8 Tips to Make Your Podcast Stand Out

What kind of advice would you give to make a podcast stand out from the clutter?

1. Start With Your Goals

You have to ask what your goals are.

Is your goal to hit the masses and be in the earbuds of millions of people every day like Joe Rogan? 

Or is your goal is to keep a consistent base of 100 loyal listeners every single episode?

And honestly it is just chances. 

It’s just percentages of chance of your show becoming the next appealing to the masses, Joe Rogan style or using the podcast as a marketing tool or niche tool to whatever kind of startup or aspirations whatever it may be to use as another thing that you are now giving to your specific niche audience.

This is much more attainable. 

Think of it like someone moving to LA to become an actor. 

There’s plenty of actors in New York and LA who have made an insanely good living by just appealing to their specific crowd and working with the same directors and working with the same writers and just consistently working.

Like, sure, they may not be as big as Robert de Niro.
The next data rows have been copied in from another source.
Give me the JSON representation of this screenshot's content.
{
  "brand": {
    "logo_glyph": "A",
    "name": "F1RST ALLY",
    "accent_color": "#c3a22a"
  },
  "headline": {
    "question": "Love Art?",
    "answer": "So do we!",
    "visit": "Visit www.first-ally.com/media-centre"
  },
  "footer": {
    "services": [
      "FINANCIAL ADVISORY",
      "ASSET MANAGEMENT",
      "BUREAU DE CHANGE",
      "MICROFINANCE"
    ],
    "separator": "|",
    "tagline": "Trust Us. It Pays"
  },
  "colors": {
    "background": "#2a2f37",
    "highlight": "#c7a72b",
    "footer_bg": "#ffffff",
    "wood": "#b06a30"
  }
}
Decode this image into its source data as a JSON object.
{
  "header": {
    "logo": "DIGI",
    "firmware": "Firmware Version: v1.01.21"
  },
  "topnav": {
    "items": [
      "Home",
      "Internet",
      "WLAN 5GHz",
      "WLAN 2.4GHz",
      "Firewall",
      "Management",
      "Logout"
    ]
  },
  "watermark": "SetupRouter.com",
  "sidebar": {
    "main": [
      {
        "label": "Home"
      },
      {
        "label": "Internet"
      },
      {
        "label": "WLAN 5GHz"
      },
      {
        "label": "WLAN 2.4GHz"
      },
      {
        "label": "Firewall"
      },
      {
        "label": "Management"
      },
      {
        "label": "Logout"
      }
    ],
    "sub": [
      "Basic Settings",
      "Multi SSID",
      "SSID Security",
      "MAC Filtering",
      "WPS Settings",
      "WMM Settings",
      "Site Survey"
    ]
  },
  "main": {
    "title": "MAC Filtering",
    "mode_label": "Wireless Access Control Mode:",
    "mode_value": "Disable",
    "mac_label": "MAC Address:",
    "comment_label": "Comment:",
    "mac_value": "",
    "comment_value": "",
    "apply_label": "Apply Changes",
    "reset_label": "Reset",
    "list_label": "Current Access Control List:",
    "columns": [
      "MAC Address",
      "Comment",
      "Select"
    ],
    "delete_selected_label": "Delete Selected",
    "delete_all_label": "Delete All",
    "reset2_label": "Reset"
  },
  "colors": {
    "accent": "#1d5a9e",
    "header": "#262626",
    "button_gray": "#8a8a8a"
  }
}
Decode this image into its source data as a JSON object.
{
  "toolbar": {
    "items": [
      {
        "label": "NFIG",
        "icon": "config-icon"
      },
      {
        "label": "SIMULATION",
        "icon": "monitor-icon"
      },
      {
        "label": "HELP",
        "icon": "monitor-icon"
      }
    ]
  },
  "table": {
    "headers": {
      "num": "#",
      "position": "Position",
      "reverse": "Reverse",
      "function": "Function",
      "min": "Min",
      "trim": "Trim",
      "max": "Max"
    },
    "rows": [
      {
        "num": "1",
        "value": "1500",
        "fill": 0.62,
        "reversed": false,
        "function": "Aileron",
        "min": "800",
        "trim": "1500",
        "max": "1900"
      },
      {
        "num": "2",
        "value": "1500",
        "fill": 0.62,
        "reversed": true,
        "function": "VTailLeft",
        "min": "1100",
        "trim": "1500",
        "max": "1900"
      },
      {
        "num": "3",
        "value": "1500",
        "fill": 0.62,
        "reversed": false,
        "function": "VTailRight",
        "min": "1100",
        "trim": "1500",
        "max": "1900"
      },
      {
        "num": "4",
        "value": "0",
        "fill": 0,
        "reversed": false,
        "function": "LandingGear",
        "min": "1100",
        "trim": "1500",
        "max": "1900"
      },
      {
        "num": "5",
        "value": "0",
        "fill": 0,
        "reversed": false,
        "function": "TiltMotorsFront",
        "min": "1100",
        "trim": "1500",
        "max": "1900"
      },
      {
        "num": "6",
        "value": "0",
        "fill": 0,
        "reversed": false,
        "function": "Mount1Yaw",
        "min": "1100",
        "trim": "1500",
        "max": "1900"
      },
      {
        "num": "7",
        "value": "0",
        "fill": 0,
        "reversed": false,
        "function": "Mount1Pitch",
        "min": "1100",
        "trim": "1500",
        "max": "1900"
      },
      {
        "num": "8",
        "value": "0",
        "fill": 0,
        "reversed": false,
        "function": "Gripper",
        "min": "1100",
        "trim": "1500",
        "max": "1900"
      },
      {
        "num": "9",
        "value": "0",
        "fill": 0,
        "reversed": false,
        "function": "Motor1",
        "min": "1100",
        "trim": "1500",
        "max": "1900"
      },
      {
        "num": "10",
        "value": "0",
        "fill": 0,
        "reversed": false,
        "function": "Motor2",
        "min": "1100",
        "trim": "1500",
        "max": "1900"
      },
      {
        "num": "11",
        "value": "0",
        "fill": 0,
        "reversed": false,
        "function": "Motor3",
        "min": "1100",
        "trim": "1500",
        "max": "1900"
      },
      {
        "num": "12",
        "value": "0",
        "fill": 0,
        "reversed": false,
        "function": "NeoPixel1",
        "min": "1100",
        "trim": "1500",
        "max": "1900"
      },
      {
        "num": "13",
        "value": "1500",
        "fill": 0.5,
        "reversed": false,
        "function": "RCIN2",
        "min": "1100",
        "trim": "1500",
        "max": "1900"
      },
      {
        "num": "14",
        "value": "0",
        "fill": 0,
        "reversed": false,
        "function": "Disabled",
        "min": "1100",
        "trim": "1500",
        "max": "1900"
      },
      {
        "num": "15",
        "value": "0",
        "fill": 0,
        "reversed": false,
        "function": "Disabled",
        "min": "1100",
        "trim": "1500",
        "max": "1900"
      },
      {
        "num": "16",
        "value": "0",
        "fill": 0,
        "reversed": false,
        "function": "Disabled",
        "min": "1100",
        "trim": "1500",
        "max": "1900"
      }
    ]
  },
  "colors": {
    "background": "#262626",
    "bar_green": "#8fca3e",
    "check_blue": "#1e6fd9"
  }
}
But you look at an actress like Lois Smith, who’s been on and off Broadway for 50, 60 years at this point and has been in major motion pictures.

Even though most people don’t actually knows who Lois Smith is, she’s made an entire living as an actress since she was a young girl, and is one of the most respected actors in Hollywood and New York, like everywhere. It’s not like she’s some nobody. She’s made plenty of money, and had a great life.

You don’t always need to be all or nothing. It’s not like you’re either a huge name celebrity or you’re nothing. You don’t have to be Robert De Niro to have done a good job. Being more like Lois Smith would be an excellent ambition.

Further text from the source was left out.